Pregnant and want to leave partner

4 replies

berriesandcream1 · 24/10/2021 14:00

Hey everyone

I recently found out I'm pregnant, I'm only about 5/6 weeks so it's very early days, but I'm really worried as had to have a TFMR earlier in the year at 13 weeks for edwards.

Since becoming pregnant this time, I very recently found out that my partner was cheating on me the whole time I was pregnant last time with his ex (they have a 5yo daughter together). She sent me screenshots of messages and photos and it's made me feel sick.

He's always been quite controlling but it's got really bad in the last few months. He sold his work van so now uses my car for work and I'm stuck at home all day and can never do anything. I work from home so it isn't a problem in that respect, but it stops me having a social life. Especially now I'm pregnant and worrying after last time, I don't want to be stuck at home alone all of the time.

If I tell him I need the car for the day he makes me drop him to work and pick him up which leaves me exhausted, as well as not being able to do much because I have to be constantly checking the time in case I have to leave to collect him.

It's really getting me down and if I weren't pregnant I would have probably left by now. Im scared of being pregnant and alone but that's how I feel anyway at the moment.

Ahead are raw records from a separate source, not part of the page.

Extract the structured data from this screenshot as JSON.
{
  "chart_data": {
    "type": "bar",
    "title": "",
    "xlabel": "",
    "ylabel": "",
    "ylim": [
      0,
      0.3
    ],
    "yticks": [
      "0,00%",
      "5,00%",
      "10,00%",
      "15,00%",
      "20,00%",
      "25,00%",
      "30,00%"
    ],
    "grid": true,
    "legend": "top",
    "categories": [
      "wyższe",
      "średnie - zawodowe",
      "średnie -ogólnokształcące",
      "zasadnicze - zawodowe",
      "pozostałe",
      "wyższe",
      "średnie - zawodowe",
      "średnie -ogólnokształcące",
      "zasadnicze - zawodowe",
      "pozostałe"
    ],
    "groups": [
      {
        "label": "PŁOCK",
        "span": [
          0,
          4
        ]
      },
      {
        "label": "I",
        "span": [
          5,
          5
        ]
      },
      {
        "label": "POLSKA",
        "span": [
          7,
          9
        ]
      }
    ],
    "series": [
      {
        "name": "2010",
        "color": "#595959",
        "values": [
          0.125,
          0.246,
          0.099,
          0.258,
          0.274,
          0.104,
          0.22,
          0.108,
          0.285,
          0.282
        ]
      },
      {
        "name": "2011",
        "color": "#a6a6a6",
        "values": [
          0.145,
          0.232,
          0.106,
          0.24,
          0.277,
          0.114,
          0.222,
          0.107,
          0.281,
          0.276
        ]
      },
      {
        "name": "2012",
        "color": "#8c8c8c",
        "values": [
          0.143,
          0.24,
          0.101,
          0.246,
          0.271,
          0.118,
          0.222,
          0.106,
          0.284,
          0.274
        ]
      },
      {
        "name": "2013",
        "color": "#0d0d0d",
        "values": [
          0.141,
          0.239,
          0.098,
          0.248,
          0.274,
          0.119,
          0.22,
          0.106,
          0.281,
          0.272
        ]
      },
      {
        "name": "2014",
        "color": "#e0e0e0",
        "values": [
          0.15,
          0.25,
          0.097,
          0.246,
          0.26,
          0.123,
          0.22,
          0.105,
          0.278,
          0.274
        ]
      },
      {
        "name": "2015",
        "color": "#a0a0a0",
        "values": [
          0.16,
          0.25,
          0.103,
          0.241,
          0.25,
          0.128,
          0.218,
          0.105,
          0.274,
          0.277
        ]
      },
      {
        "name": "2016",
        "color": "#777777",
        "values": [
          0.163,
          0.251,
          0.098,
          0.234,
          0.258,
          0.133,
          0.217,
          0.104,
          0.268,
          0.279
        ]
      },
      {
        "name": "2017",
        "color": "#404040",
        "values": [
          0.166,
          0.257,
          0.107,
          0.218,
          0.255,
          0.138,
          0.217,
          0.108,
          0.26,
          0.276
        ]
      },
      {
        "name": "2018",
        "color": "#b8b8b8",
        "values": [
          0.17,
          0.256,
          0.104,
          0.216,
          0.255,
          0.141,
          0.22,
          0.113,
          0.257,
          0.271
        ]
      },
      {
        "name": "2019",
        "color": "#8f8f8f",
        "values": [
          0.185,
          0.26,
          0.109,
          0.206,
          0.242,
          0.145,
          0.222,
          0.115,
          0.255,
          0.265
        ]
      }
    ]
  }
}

I don't know what to do and suppose I don't even really know what I'm asking in this post but if anybody has been through anything similar and left their partner whole pregnant I'd be really grateful.

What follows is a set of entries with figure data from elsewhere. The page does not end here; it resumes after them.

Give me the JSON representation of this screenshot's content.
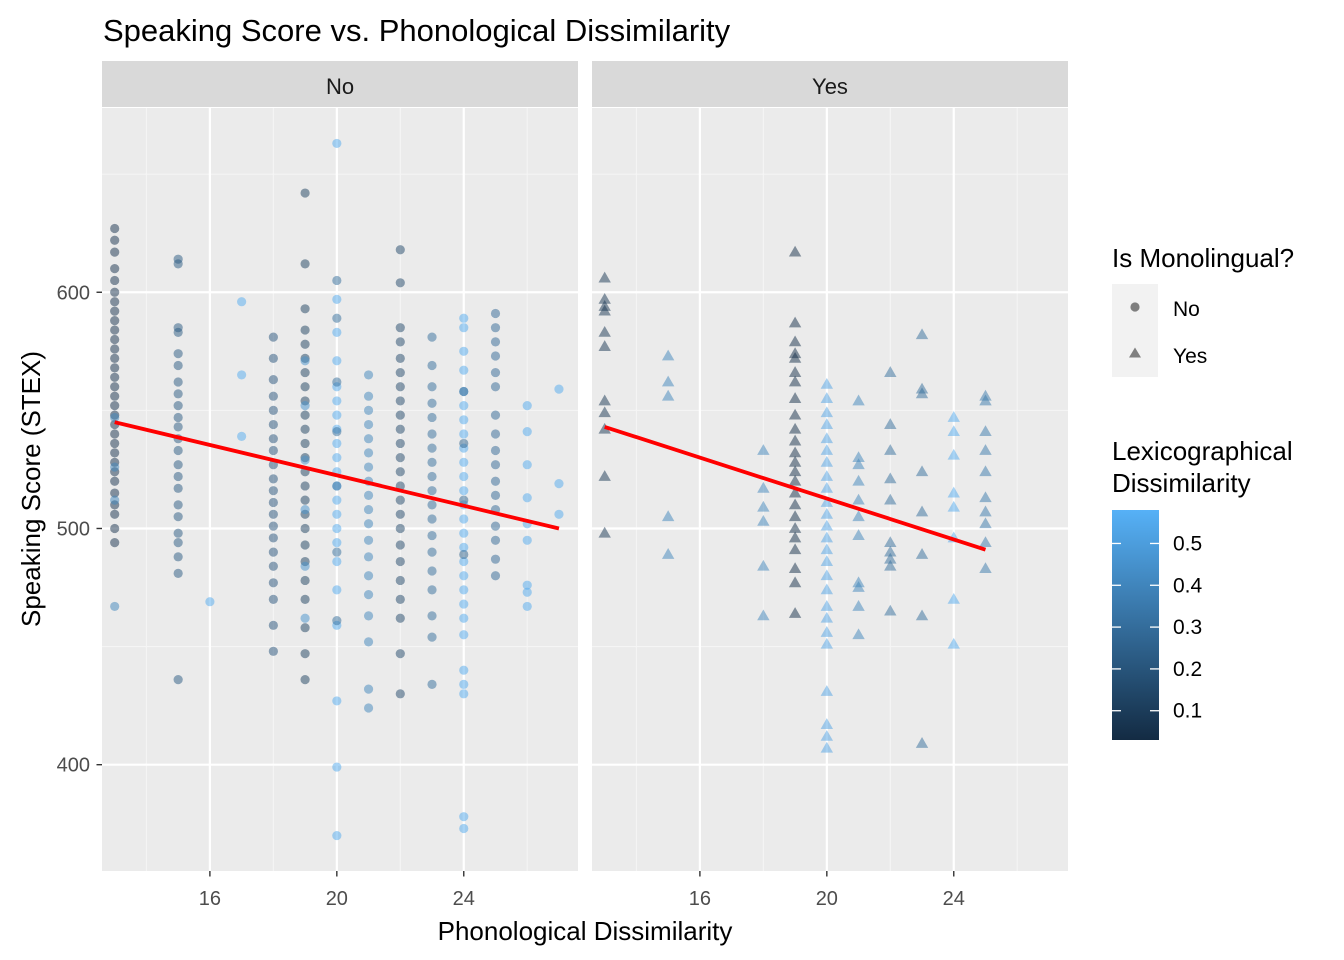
{
  "chart_data": {
    "type": "scatter",
    "title": "Speaking Score vs. Phonological Dissimilarity",
    "xlabel": "Phonological Dissimilarity",
    "ylabel": "Speaking Score (STEX)",
    "xlim": [
      12.6,
      27.6
    ],
    "ylim": [
      355,
      678
    ],
    "x_ticks": [
      16,
      20,
      24
    ],
    "y_ticks": [
      400,
      500,
      600
    ],
    "grid": true,
    "legend_placement": "right",
    "colors": {
      "panel_bg": "#EBEBEB",
      "strip_bg": "#D9D9D9",
      "grid_major": "#FFFFFF",
      "grid_minor": "#F5F5F5",
      "trend_line": "#FF0000",
      "point_low": "#132B43",
      "point_high": "#56B1F7",
      "shape_key": "#7F7F7F"
    },
    "color_scale": {
      "title": "Lexicographical Dissimilarity",
      "title_lines": [
        "Lexicographical",
        "Dissimilarity"
      ],
      "min": 0.03,
      "max": 0.58,
      "ticks": [
        0.1,
        0.2,
        0.3,
        0.4,
        0.5
      ]
    },
    "shape_legend": {
      "title": "Is Monolingual?",
      "entries": [
        {
          "label": "No",
          "shape": "circle"
        },
        {
          "label": "Yes",
          "shape": "triangle"
        }
      ]
    },
    "facets": [
      {
        "label": "No",
        "shape": "circle",
        "trend": {
          "x": [
            13,
            27
          ],
          "y": [
            545,
            500
          ]
        },
        "groups": [
          {
            "x": 13,
            "lex": 0.06,
            "y": [
              494,
              500,
              506,
              510,
              515,
              520,
              524,
              528,
              532,
              536,
              540,
              544,
              548,
              552,
              556,
              560,
              564,
              568,
              572,
              576,
              580,
              584,
              588,
              592,
              596,
              600,
              605,
              610,
              617,
              622,
              627
            ]
          },
          {
            "x": 13,
            "lex": 0.4,
            "y": [
              467,
              512,
              526,
              547
            ]
          },
          {
            "x": 15,
            "lex": 0.22,
            "y": [
              436,
              481,
              488,
              494,
              498,
              505,
              510,
              517,
              522,
              527,
              533,
              538,
              543,
              547,
              552,
              557,
              562,
              569,
              574,
              583,
              585,
              612,
              614
            ]
          },
          {
            "x": 16,
            "lex": 0.55,
            "y": [
              469
            ]
          },
          {
            "x": 17,
            "lex": 0.56,
            "y": [
              539,
              565,
              596
            ]
          },
          {
            "x": 18,
            "lex": 0.2,
            "y": [
              448,
              459,
              470,
              477,
              484,
              490,
              496,
              501,
              506,
              511,
              516,
              521,
              527,
              533,
              538,
              544,
              550,
              556,
              563,
              572,
              581
            ]
          },
          {
            "x": 19,
            "lex": 0.12,
            "y": [
              436,
              447,
              458,
              470,
              478,
              486,
              493,
              500,
              506,
              512,
              518,
              524,
              530,
              536,
              542,
              548,
              554,
              560,
              566,
              572,
              578,
              584,
              593,
              612,
              642
            ]
          },
          {
            "x": 19,
            "lex": 0.45,
            "y": [
              462,
              484,
              508,
              529,
              552,
              571
            ]
          },
          {
            "x": 20,
            "lex": 0.55,
            "y": [
              370,
              399,
              427,
              459,
              474,
              486,
              494,
              500,
              506,
              512,
              518,
              524,
              530,
              536,
              542,
              548,
              554,
              560,
              571,
              583,
              597,
              663
            ]
          },
          {
            "x": 20,
            "lex": 0.3,
            "y": [
              461,
              490,
              518,
              541,
              562,
              589,
              605
            ]
          },
          {
            "x": 21,
            "lex": 0.4,
            "y": [
              424,
              432,
              452,
              463,
              472,
              480,
              488,
              495,
              502,
              508,
              514,
              520,
              526,
              532,
              538,
              544,
              550,
              556,
              565
            ]
          },
          {
            "x": 22,
            "lex": 0.15,
            "y": [
              430,
              447,
              462,
              470,
              478,
              486,
              493,
              500,
              506,
              512,
              518,
              524,
              530,
              536,
              542,
              548,
              554,
              560,
              566,
              572,
              579,
              585,
              604,
              618
            ]
          },
          {
            "x": 23,
            "lex": 0.3,
            "y": [
              434,
              454,
              463,
              474,
              482,
              490,
              497,
              504,
              510,
              516,
              522,
              528,
              534,
              540,
              547,
              553,
              560,
              569,
              581
            ]
          },
          {
            "x": 24,
            "lex": 0.55,
            "y": [
              373,
              378,
              430,
              434,
              440,
              455,
              462,
              468,
              474,
              480,
              486,
              492,
              498,
              504,
              510,
              516,
              522,
              528,
              534,
              540,
              546,
              552,
              558,
              567,
              575,
              585,
              589
            ]
          },
          {
            "x": 24,
            "lex": 0.25,
            "y": [
              489,
              512,
              536,
              558
            ]
          },
          {
            "x": 25,
            "lex": 0.28,
            "y": [
              480,
              487,
              495,
              501,
              508,
              514,
              520,
              527,
              533,
              540,
              548,
              560,
              566,
              573,
              579,
              585,
              591
            ]
          },
          {
            "x": 26,
            "lex": 0.55,
            "y": [
              467,
              473,
              476,
              495,
              502,
              513,
              527,
              541,
              552
            ]
          },
          {
            "x": 27,
            "lex": 0.55,
            "y": [
              506,
              519,
              559
            ]
          }
        ]
      },
      {
        "label": "Yes",
        "shape": "triangle",
        "trend": {
          "x": [
            13,
            25
          ],
          "y": [
            543,
            491
          ]
        },
        "groups": [
          {
            "x": 13,
            "lex": 0.08,
            "y": [
              498,
              522,
              542,
              549,
              554,
              577,
              583,
              592,
              594,
              597,
              606
            ]
          },
          {
            "x": 15,
            "lex": 0.4,
            "y": [
              489,
              505,
              556,
              562,
              573
            ]
          },
          {
            "x": 18,
            "lex": 0.4,
            "y": [
              463,
              484,
              503,
              509,
              517,
              533
            ]
          },
          {
            "x": 19,
            "lex": 0.05,
            "y": [
              464,
              477,
              483,
              491,
              496,
              500,
              505,
              510,
              515,
              520,
              524,
              528,
              532,
              537,
              542,
              548,
              555,
              562,
              566,
              572,
              574,
              579,
              587,
              617
            ]
          },
          {
            "x": 20,
            "lex": 0.52,
            "y": [
              407,
              412,
              417,
              431,
              451,
              456,
              462,
              467,
              474,
              480,
              486,
              491,
              496,
              501,
              506,
              511,
              517,
              522,
              528,
              533,
              538,
              544,
              549,
              555,
              561
            ]
          },
          {
            "x": 21,
            "lex": 0.4,
            "y": [
              455,
              467,
              475,
              477,
              497,
              505,
              512,
              520,
              527,
              530,
              554
            ]
          },
          {
            "x": 22,
            "lex": 0.3,
            "y": [
              465,
              484,
              487,
              490,
              494,
              512,
              521,
              533,
              544,
              566
            ]
          },
          {
            "x": 23,
            "lex": 0.3,
            "y": [
              409,
              463,
              489,
              507,
              524,
              557,
              559,
              582
            ]
          },
          {
            "x": 24,
            "lex": 0.55,
            "y": [
              451,
              470,
              496,
              509,
              515,
              531,
              541,
              547
            ]
          },
          {
            "x": 25,
            "lex": 0.35,
            "y": [
              483,
              494,
              502,
              507,
              513,
              524,
              533,
              541,
              554,
              556
            ]
          }
        ]
      }
    ]
  }
}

Nobody else knows I'm pregnant yet as I'm scared to tell anyone until I know everything's ok after last time.

Thanks in advance, xxx

OP posts:
Monsterpumpkins · 24/10/2021 14:02

When I got pregnant unexpectedly I stayed with a not so great man. I sooooo wish I had been strong enough to have dumped him. If abortion sits well with you it is an option... I kept my dc with No regrets but we had years of being afraid and miserable.

Shmithecat2 · 24/10/2021 14:03

You know you need to leave him. What's the situation with housing, do you own/rent? Whose name is the rent/mortgage in?

berriesandcream1 · 24/10/2021 14:11

Termination isn't an option, not after having to make that decision not out of choice earlier in the year. It really affected me and I couldn't go through it again.

I earn decent money and can support myself and a child, it's just hard the thought of leaving. We currently rent and pay half each, I could easily cover the whole rent alone though. It's just getting him to leave.

I've also found out from his ex that he has a history of DV. He hasn't ever laid a hand on me but is very emotionally abusive. He will give me the silent treatment for days at a time and it's horrible when living together. I'm constantly treading on eggshells but this time I feel a little different and want to be strong for this baby, really hope everything is ok with it. It's such a stressful time and I've never felt so alone xx

OP posts:
VanillaSpiceCandle · 24/10/2021 18:36

The cheating whilst you were pregnant is bad enough but domestic violence?! No way.

Why would you risk staying with someone knowing that’s what they’re like. Just tell him it’s over, put his stuff in the front garden and get the locks changed. Really good that you can afford the rent yourself and you’ll get a discount on council tax too.